Optionally, before the obtaining module cleans the data source based on the preset task condition, the obtaining module includes:
and setting task conditions, batch times and mapping relations in the configuration file, and initializing the configuration file into a memory.
Optionally, the dividing module generates a corresponding batch number, including:
and acquiring the current timestamp, and splicing to generate a corresponding batch number based on the hash value of the task identification code.
Optionally, the exporting module exports the cleaned data to the intermediate table in batches according to a preset mapping relationship, including:
and exporting the cleaned data to an intermediate table in batches according to a preset mapping relation by utilizing a parallel operation programming model of the data set and an analyzer for converting the database into a distributed file system.
One embodiment of the above invention has the following advantages or benefits: the method comprises the steps that a service system data source is obtained, the data source is cleaned based on preset task conditions, and a task counter is increased when one cleaned data is obtained; monitoring the task calculator, and generating a corresponding batch number if the task calculator is determined to be more than the batch number until the batch division of the cleaned data is completed; the technical means of exporting the cleaned data to the intermediate table in batches according to the preset mapping relation based on the batch number overcomes the technical problem of database jamming caused by overlarge data amount when business data are exported to the intermediate table, further achieves the technical effects of dynamically splitting the data into a plurality of batches according to the specified split batch number, performing data integration and data analysis according to different batches, realizing data identification intellectualization, reducing unnecessary development workload and improving working efficiency.

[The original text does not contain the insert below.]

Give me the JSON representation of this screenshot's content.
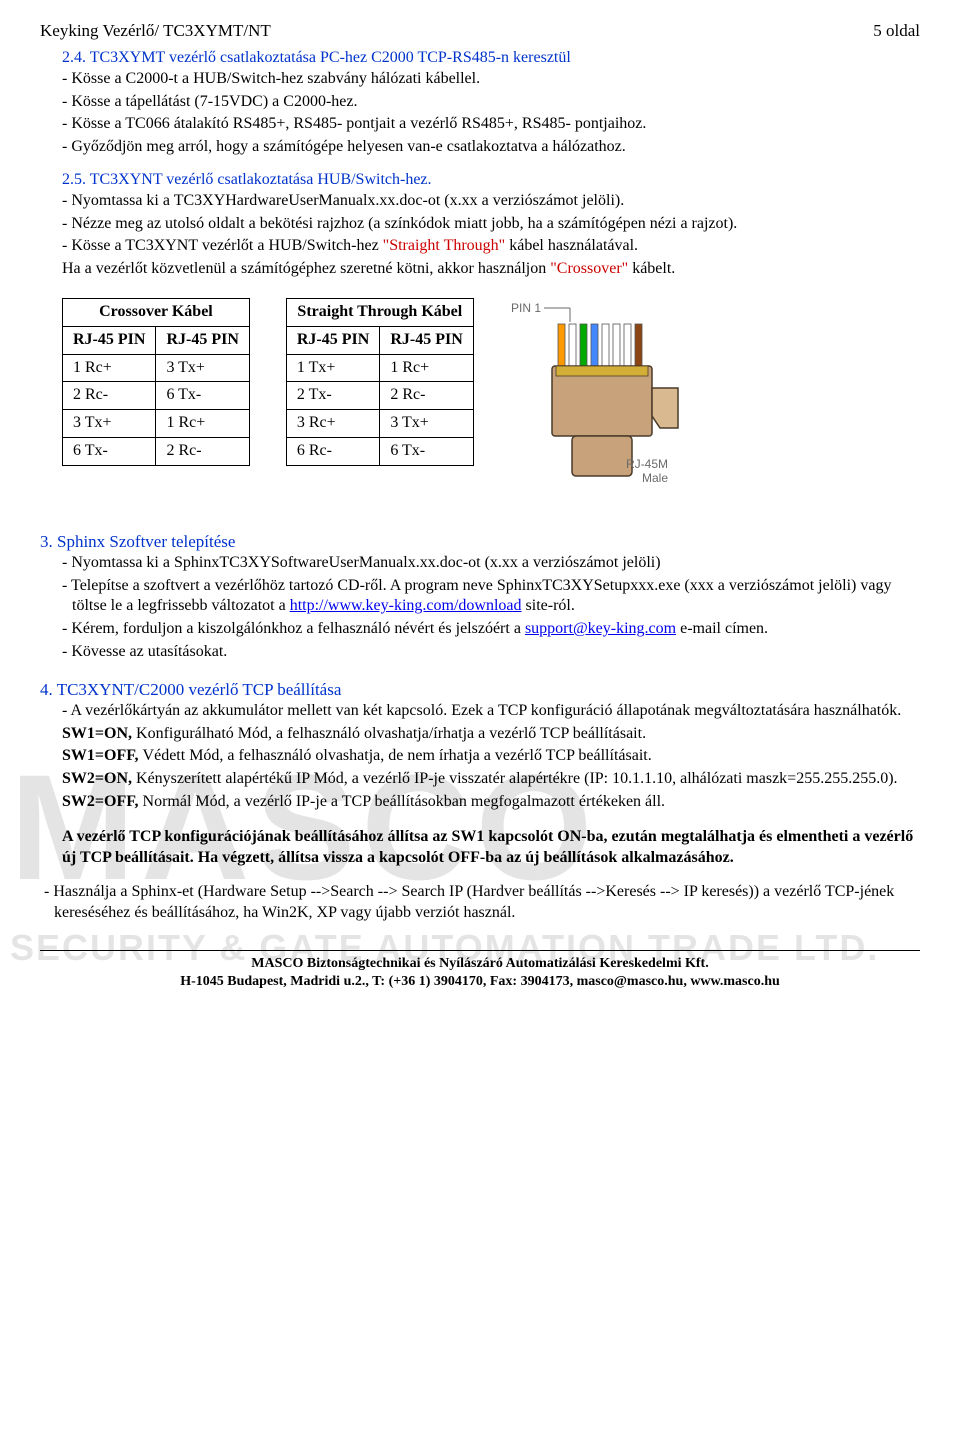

Further effects of the above-mentioned non-conventional alternatives will be described below in connection with the embodiments.
Drawings
The drawings are included to provide a better understanding of the invention and are not to be construed as unduly limiting the invention. Wherein:
fig. 1 is a schematic diagram of a main flow of a data dynamic splitting method according to a first embodiment of the present invention;
FIG. 2 is a schematic diagram of a main flow of a data dynamic splitting method according to a second embodiment of the present invention;
FIG. 3 is a schematic diagram of the main modules of a data dynamic splitting apparatus according to an embodiment of the present invention;
FIG. 4 is an exemplary system architecture diagram in which embodiments of the present invention may be employed;
fig. 5 is a schematic block diagram of a computer system suitable for use in implementing a terminal device or server of an embodiment of the invention.
Detailed Description
Exemplary embodiments of the present invention are described below with reference to the accompanying drawings, in which various details of embodiments of the invention are included to assist understanding, and which are to be considered as merely exemplary. Accordingly, those of ordinary skill in the art will recognize that various changes and modifications of the embodiments described herein can be made without departing from the scope and spirit of the invention. Also, descriptions of well-known functions and constructions are omitted in the following description for clarity and conciseness.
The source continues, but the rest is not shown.